Con todo, también subrayaba que estas limitaciones tenían que estar "sustentadas sobre el 'stock' real de cada comerciante y tengan como fin garantizar el derecho de todos los consumidores a la obtención del producto de una forma razonable y equitativa". "En cualquier caso, cada limitación de producto deberá estar convenientemente justificada, no ser discriminatoria, y estar limitada al periodo temporal que abarque el hecho del que trae causa", subrayaba. El documento era meramente informativo, por lo que correspondía a los juzgados y tribunales dirimir lo que considerasen.

Asimismo, el sector se enfrentaba a una especie de limbo legal en el que la legislación amparaba la visión de las asociaciones, mientras que los ministerios hacían un matiz más cercano a los supermercados. La nueva ley añade un párrafo más en el que detalla que "excepcionalmente, cuando existan circunstancias extraordinarias o de fuerza mayor que lo justifiquen, los establecimientos comerciales podrán suspender con carácter temporal la prohibición prevista en el apartado 2 de limitar la cantidad de artículos que puedan ser adquiridos por cada comprador". "Estas medidas deberán estar justificadas y se adoptarán de manera proporcionada cuando sea necesario para impedir el desabastecimiento y garantizar el acceso de los consumidores en condiciones equitativas", concluye. Por tanto, las denuncias de las organizaciones quedan ahora negadas por la ley.

Foto: Escasean algunos tipos de leche en Mercadona. (A.F.)

Las asociaciones de consumidores ven este cambio de la ley como motivo de preocupación.
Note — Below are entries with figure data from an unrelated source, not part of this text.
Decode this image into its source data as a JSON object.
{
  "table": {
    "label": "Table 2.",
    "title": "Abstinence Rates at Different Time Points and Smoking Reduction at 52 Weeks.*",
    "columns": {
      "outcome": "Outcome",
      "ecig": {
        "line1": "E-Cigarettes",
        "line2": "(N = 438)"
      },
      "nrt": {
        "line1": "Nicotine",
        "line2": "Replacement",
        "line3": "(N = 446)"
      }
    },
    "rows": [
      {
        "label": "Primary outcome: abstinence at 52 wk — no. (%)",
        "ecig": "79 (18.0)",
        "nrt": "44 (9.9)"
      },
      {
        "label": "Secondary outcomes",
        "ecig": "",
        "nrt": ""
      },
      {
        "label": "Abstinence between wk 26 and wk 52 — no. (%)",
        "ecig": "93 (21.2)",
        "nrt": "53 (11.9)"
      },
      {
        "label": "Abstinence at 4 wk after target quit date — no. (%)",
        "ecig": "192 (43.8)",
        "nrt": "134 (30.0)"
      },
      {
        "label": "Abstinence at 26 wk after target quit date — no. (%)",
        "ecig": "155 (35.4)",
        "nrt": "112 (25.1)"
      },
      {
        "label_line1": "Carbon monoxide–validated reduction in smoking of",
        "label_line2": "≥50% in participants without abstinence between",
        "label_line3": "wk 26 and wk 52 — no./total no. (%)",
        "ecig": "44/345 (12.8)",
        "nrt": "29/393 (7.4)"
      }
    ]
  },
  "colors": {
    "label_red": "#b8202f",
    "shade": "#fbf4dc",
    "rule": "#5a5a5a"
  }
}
Facua "considera una irresponsabilidad que el Gobierno dé carta blanca a los comercios para que puedan limitar el número de productos que los usuarios pueden adquirir, a la vez que suben sus precios". En el comunicado también advierte de "estas limitaciones son las que provocan el acaparamiento de bienes y el desabastecimiento, además de permitir la especulación con los precios con el argumento de la escasez de los productos a la venta".

¿Significa esto el regreso al racionamiento a España? Fuentes del sector niegan tajantemente que este sea el caso y subrayan que este cambio legislativo es más bien una cuestión técnica. Según defienden, los cambios anunciados en el BOE actualizan una ley que estaba "desfasada" ante la actual situación, ya que los límites a las compras no estaban previstos para un escenario de guerra, sino que contra argucias para trampear a los consumidores en temporada de promociones, una práctica común en los años ochenta. Además, detallan, los consumidores podrán seguir denunciando ante los organismos competentes ante los abusos que consideren.

Por su parte, fuentes de Anged, grupo empresarial que engloba a marcas como Alcampo, Carrefour o Eroski, detallan que el real decreto ley de este miércoles "no cambia las obligaciones recogidas en la Ley de Comercio Minorista en cuanto a la venta de productos". "Lo que indica es que puede haber limitaciones si existen causas objetivas, justificadas y proporcionadas", matiza.

Tiempos de acopio. Tras la experiencia del coronavirus, los supermercados han vuelto a vivir este 2022 tensión en sus lineales, primero por la guerra de Ucrania y luego también por el paro de transportes. En este contexto, el Gobierno ha aprobado este miércoles un cambio en el artículo 9 de la Ley 7/1996 para que los comercios puedan limitar la cantidad de productos que comprar "ante circunstancias extraordinarias o de fuerza mayor". Una medida que zanja la lucha de las asociaciones de consumidores por señalar a las medidas de los súper como una violación de la ley.